S-400 yakıcı sorun oldu
Türkiye ile ABD arasındaki sorunların aciliyeti, konusuna göre zaman zaman değişiyor. Suriye’nin kuzeyine ilişkin sorun, Fethullah Gülen ve bazı darbecilerin iadesi, Halkbank’a ilişkin yaşanan hukuki durum ve bu bankaya ceza kesilip kesilmeyeceği... Bu konular zaman zaman gündemin önemli konularını oluşturuyor.
Sertaç EşTürkiye, uzun süredir hava savunma sistemini tahkim etmek istiyor. Bunun için bir kere yenilediği iki ihale açtı ve bazı firmalardan teklifler aldı. İlki Çinli firmaya kaldı, görüşmeler son anda iptal edildi. Sonra hava savunma sistemlerinin yerli üretimi kararı alındı. Ancak Rusya devreye girdi ve S-400 sistemleri için başlatılan pazarlıklar belli aşamaya geldi, anlaşma imzalandı, bu yılın temmuz ayından itibaren teslimat sürecinin başlaması bekleniyor.
Askeri kaynaklara sorduğunuzda size, “en önemli hava savunma aracının savaş uçağı olduğunu” söylerler. Ancak Türkiye’nin özel bir konumu oluştu son dönemde. O konumda ikinci bir ülke bulunmuyor. Dünyanın çatışma merkezi olarak kabul edilebilecek Suriye, istikrarsız Irak’la komşuluk, IŞİD’in geçmişte düzenlediği saldırılar, içerde terörle yoğun mücadele, darbe girişimi gibi konular üst üste geldi.
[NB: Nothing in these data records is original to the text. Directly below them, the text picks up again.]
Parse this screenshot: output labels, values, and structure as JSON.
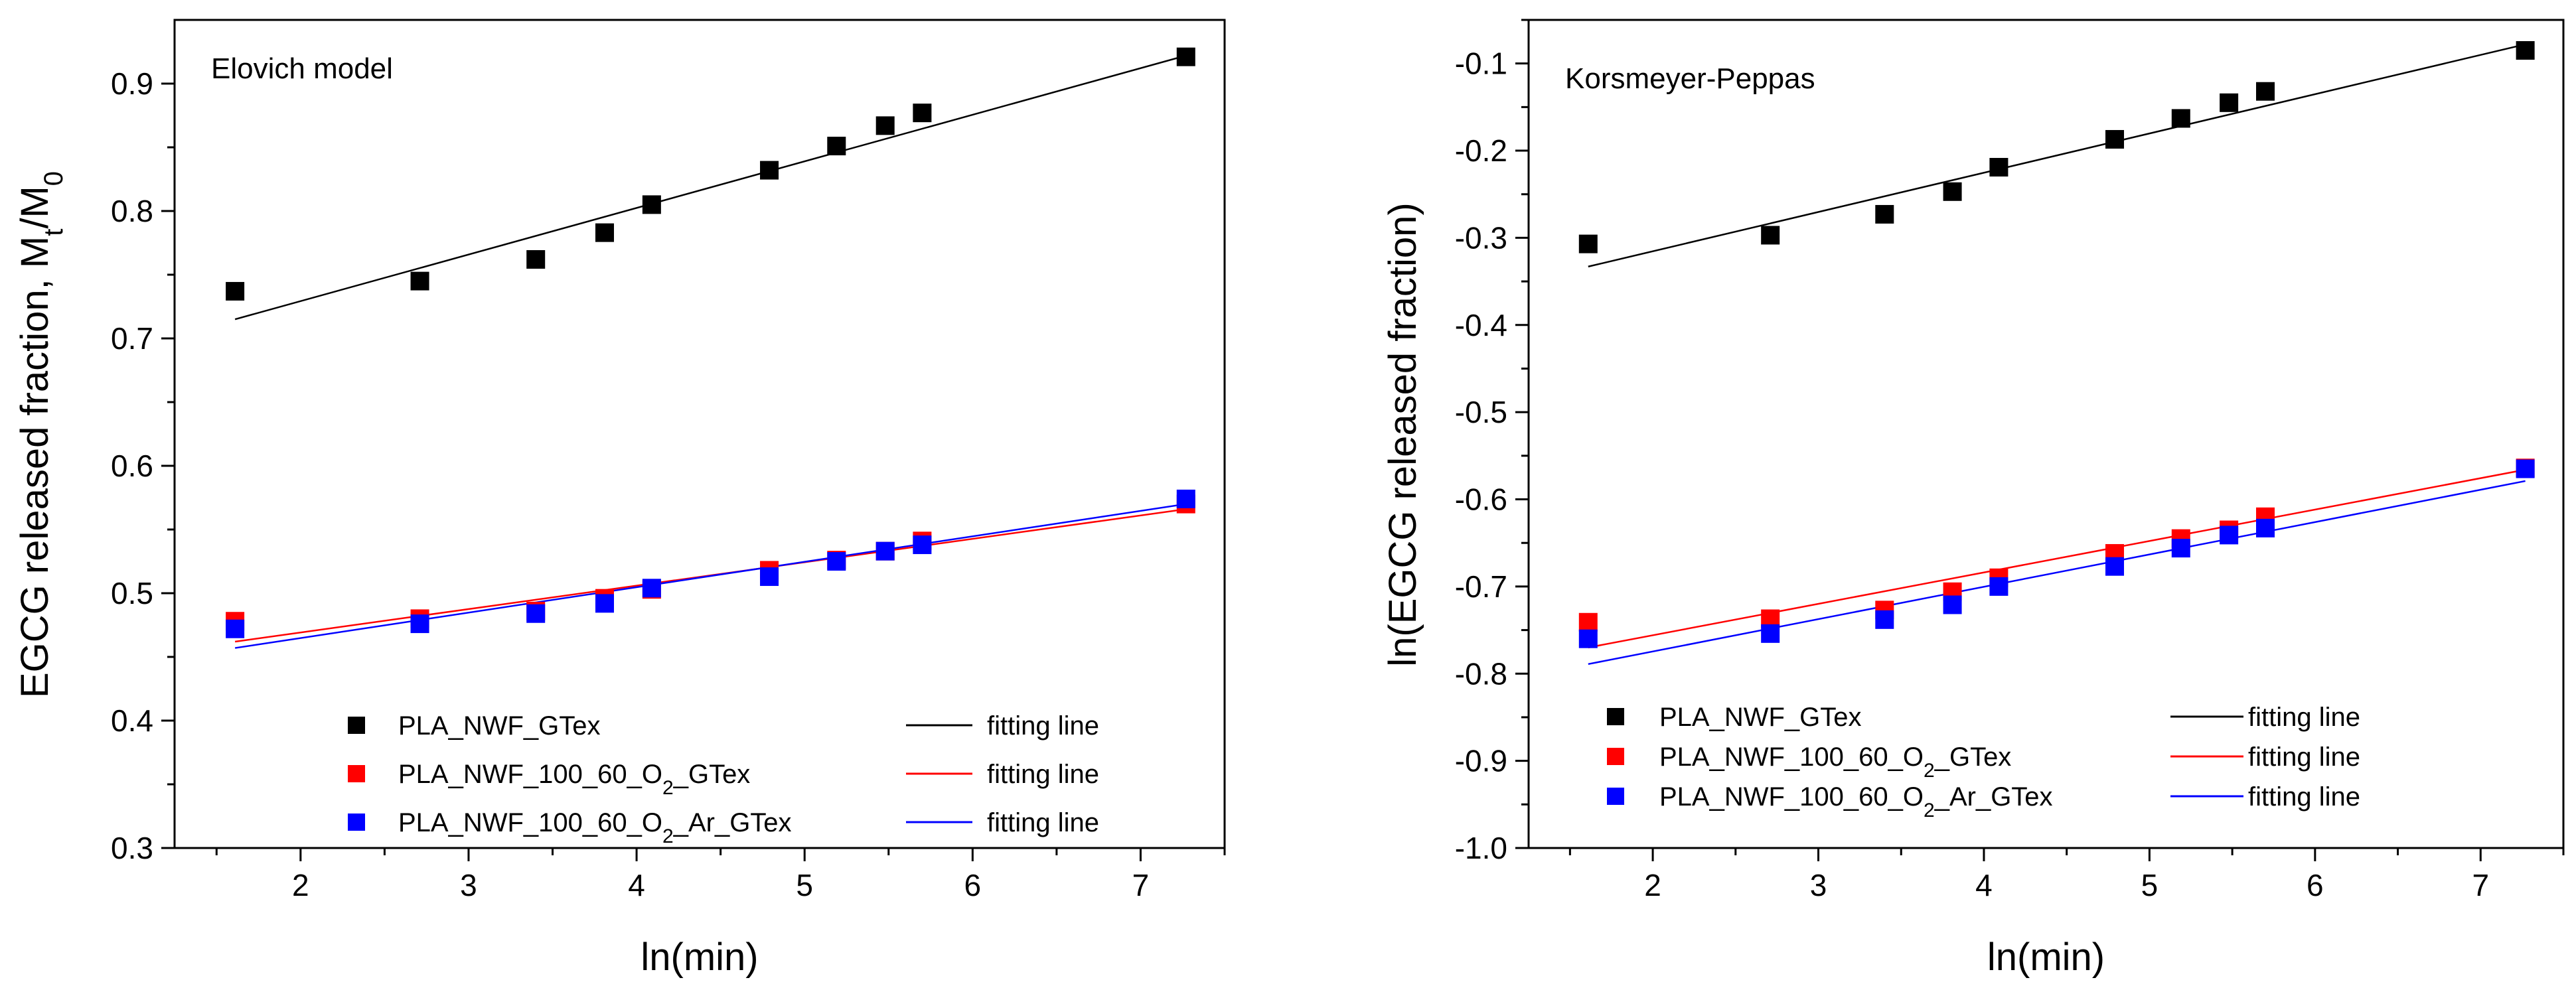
{
  "chart_data": [
    {
      "type": "scatter",
      "title": "Elovich model",
      "xlabel": "ln(min)",
      "ylabel": {
        "main": "EGCG released fraction, M",
        "sub1": "t",
        "mid": "/M",
        "sub2": "0"
      },
      "xlim": [
        1.25,
        7.5
      ],
      "ylim": [
        0.3,
        0.95
      ],
      "xticks": [
        2,
        3,
        4,
        5,
        6,
        7
      ],
      "yticks": [
        0.3,
        0.4,
        0.5,
        0.6,
        0.7,
        0.8,
        0.9
      ],
      "ytick_labels": [
        "0.3",
        "0.4",
        "0.5",
        "0.6",
        "0.7",
        "0.8",
        "0.9"
      ],
      "x": [
        1.61,
        2.71,
        3.4,
        3.81,
        4.09,
        4.79,
        5.19,
        5.48,
        5.7,
        7.27
      ],
      "series": [
        {
          "name": "PLA_NWF_GTex",
          "color": "#000000",
          "values": [
            0.737,
            0.745,
            0.762,
            0.783,
            0.805,
            0.832,
            0.851,
            0.867,
            0.877,
            0.921
          ],
          "fit": [
            [
              1.61,
              0.715
            ],
            [
              7.27,
              0.922
            ]
          ]
        },
        {
          "name": "PLA_NWF_100_60_O2_GTex",
          "color": "#ff0000",
          "values": [
            0.478,
            0.48,
            0.486,
            0.496,
            0.503,
            0.518,
            0.526,
            0.533,
            0.541,
            0.57
          ],
          "fit": [
            [
              1.61,
              0.462
            ],
            [
              7.27,
              0.566
            ]
          ]
        },
        {
          "name": "PLA_NWF_100_60_O2_Ar_GTex",
          "color": "#0000ff",
          "values": [
            0.472,
            0.476,
            0.484,
            0.492,
            0.504,
            0.513,
            0.525,
            0.533,
            0.538,
            0.574
          ],
          "fit": [
            [
              1.61,
              0.457
            ],
            [
              7.27,
              0.57
            ]
          ]
        }
      ],
      "legend": {
        "placement": "bottom-left",
        "items": [
          {
            "label": {
              "main": "PLA_NWF_GTex"
            },
            "color": "#000000",
            "fit_label": "fitting line"
          },
          {
            "label": {
              "main": "PLA_NWF_100_60_O",
              "sub": "2",
              "tail": "_GTex"
            },
            "color": "#ff0000",
            "fit_label": "fitting line"
          },
          {
            "label": {
              "main": "PLA_NWF_100_60_O",
              "sub": "2",
              "tail": "_Ar_GTex"
            },
            "color": "#0000ff",
            "fit_label": "fitting line"
          }
        ]
      }
    },
    {
      "type": "scatter",
      "title": "Korsmeyer-Peppas",
      "xlabel": "ln(min)",
      "ylabel": {
        "main": "ln(EGCG released fraction)"
      },
      "xlim": [
        1.25,
        7.5
      ],
      "ylim": [
        -1.0,
        -0.05
      ],
      "xticks": [
        2,
        3,
        4,
        5,
        6,
        7
      ],
      "yticks": [
        -1.0,
        -0.9,
        -0.8,
        -0.7,
        -0.6,
        -0.5,
        -0.4,
        -0.3,
        -0.2,
        -0.1
      ],
      "ytick_labels": [
        "-1.0",
        "-0.9",
        "-0.8",
        "-0.7",
        "-0.6",
        "-0.5",
        "-0.4",
        "-0.3",
        "-0.2",
        "-0.1"
      ],
      "x": [
        1.61,
        2.71,
        3.4,
        3.81,
        4.09,
        4.79,
        5.19,
        5.48,
        5.7,
        7.27
      ],
      "series": [
        {
          "name": "PLA_NWF_GTex",
          "color": "#000000",
          "values": [
            -0.307,
            -0.297,
            -0.273,
            -0.247,
            -0.219,
            -0.187,
            -0.163,
            -0.145,
            -0.132,
            -0.085
          ],
          "fit": [
            [
              1.61,
              -0.333
            ],
            [
              7.27,
              -0.078
            ]
          ]
        },
        {
          "name": "PLA_NWF_100_60_O2_GTex",
          "color": "#ff0000",
          "values": [
            -0.741,
            -0.737,
            -0.727,
            -0.706,
            -0.69,
            -0.662,
            -0.645,
            -0.635,
            -0.62,
            -0.564
          ],
          "fit": [
            [
              1.61,
              -0.77
            ],
            [
              7.27,
              -0.566
            ]
          ]
        },
        {
          "name": "PLA_NWF_100_60_O2_Ar_GTex",
          "color": "#0000ff",
          "values": [
            -0.76,
            -0.754,
            -0.738,
            -0.721,
            -0.7,
            -0.677,
            -0.656,
            -0.641,
            -0.633,
            -0.565
          ],
          "fit": [
            [
              1.61,
              -0.789
            ],
            [
              7.27,
              -0.579
            ]
          ]
        }
      ],
      "legend": {
        "placement": "bottom-left",
        "items": [
          {
            "label": {
              "main": "PLA_NWF_GTex"
            },
            "color": "#000000",
            "fit_label": "fitting line"
          },
          {
            "label": {
              "main": "PLA_NWF_100_60_O",
              "sub": "2",
              "tail": "_GTex"
            },
            "color": "#ff0000",
            "fit_label": "fitting line"
          },
          {
            "label": {
              "main": "PLA_NWF_100_60_O",
              "sub": "2",
              "tail": "_Ar_GTex"
            },
            "color": "#0000ff",
            "fit_label": "fitting line"
          }
        ]
      }
    }
  ]
}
Bu konumda kendini dışarıdan gelecek olası saldırılar ve caydırıcılık konusunda risk altında hisseden Türkiye, etkili hava savunma sistemleri konusunda bir karar verdi ve Rusya’dan S-400 sistemlerinin alınması anlaşması imzalandı.
Türkiye bu sistemlerle en azından bölgedeki caydırıcılığının yükselmesiyle rahatlayacağını düşünüyor. Ancak konu burada kapanmıyor. Rusya’nın, bu sistemlerin Türkiye’ye satılmasına yalnızca “ticari” açıdan yaklaşmadığını konuyla ilgili herkes kabul ediyor. Etkili bir NATO müttefikine bu sistemlerin kurulması her açıdan önemli.
Patriot gündemi...
Bu anlaşmaya ABD başından beri sıcak yaklaşmadı, karşı çıktı. Son günlerde ise bu karşı çıkış, “çeşitli araçlarla yaptırım”ın dillendirildiği boyuta varmış durumda. Üst düzey ABD’li komutanların açıklamaları da bunu onaylıyor. Öyle ki, Türkiye’nin S-400’lerden vazgeçip vazgeçmeme konusunda “stratejik karar” aşamasında olduğunu düşünüyorlar. Yaptırım kararlarının, Türkiye’nin de ortak olduğu F-35’lerin teslimatının askıya alınmasından, diğer savunma sistemlerine, hatta genel ilişkilere kadar uzayabileceği gündeme getiriliyor. Diplomatik kulislere, “Patriot sistemleri konusunda getirilen öneri henüz bir başka ülkeye yapılmadı. İkinci bir ülkenin bu koşullarda bu sistemleri alması da mümkün değil” iddiaları yansıyor.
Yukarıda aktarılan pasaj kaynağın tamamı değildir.